Hone your manual skills: Learn a new instrument, start quilting, build a model airplane, or get going on those carpentry projects you’ve been putting off. Such activities not only help promote hand and finger dexterity, they also foster the development of new neural connections.

Learn one new word every day: This engages the brain’s language centers, frontal lobe, and memory circuits. “It’s like aerobics for your brain,” says George Washington University Neurology Professor Richard Restak, MD.

Challenge your short-term memory: Although iPhones and BlackBerries may be convenient, they have one downside: They’ve robbed us of the need to commit things to memory. Do it anyway. Memorize your grocery list, your friends’ phone numbers, the US presidents in order, every state’s capital city. As the saying goes, if you don’t use it, you lose it.

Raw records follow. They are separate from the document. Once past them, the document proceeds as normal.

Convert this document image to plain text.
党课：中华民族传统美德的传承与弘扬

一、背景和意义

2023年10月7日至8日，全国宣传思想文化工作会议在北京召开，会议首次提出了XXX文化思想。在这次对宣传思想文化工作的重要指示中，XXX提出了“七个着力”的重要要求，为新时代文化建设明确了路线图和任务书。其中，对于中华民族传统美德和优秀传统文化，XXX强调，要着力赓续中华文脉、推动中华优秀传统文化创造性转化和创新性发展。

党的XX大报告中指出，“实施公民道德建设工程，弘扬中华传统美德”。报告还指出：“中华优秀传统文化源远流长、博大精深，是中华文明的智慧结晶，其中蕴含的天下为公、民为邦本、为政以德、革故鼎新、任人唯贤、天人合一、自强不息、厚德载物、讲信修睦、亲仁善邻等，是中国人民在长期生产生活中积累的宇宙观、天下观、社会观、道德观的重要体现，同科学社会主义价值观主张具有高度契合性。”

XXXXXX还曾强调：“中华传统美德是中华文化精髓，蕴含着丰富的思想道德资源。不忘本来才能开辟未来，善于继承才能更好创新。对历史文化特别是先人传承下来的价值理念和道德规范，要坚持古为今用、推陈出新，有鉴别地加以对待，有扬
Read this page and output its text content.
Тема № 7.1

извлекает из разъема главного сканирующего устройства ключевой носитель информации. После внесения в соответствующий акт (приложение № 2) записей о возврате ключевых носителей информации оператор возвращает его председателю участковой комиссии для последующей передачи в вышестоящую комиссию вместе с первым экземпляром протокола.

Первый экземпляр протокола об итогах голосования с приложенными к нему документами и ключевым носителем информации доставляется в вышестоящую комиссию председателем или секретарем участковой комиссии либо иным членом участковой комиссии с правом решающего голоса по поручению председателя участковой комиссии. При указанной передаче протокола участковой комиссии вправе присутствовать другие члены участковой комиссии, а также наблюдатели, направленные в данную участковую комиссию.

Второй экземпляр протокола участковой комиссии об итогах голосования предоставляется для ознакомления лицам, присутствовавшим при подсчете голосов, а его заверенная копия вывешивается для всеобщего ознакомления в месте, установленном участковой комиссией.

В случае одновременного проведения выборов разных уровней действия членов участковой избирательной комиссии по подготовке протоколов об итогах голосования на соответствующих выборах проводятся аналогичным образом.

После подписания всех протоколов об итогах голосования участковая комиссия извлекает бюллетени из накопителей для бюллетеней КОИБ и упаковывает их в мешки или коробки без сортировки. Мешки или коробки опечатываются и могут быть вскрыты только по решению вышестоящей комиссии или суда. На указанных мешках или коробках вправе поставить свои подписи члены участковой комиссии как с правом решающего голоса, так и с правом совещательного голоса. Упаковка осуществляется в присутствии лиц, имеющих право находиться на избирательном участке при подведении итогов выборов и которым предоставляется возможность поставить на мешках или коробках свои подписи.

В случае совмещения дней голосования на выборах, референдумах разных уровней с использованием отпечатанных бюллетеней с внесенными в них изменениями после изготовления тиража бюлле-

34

Mix it up: Try a wide variety of mental games, from crossword puzzles to computer games. Experts say seniors tend to do what they’re good at—over and over again. While that may improve proficiency, it doesn’t form new neuronal connections or boost neurotransmitter production in the brain like new and diverse experiences do.

Be friendly: Engage in social activities as much as possible. Multiple studies have shown that living a solo life can vastly increase your risk of dementia. One recent Swedish study of 2,000 men and women found that people living alone at age 50 had twice the risk of developing dementia 21 years later than those who were living with a partner in middle age.

Shut the TV off: Research shows that those who watch minimal TV are as much as 50 percent less likely to develop Alzheimer’s disease.

Keep working: Resist the temptation to retire early. A recent British study of 382 men found a significant association between later retirement and later onset of Alzheimer’s disease.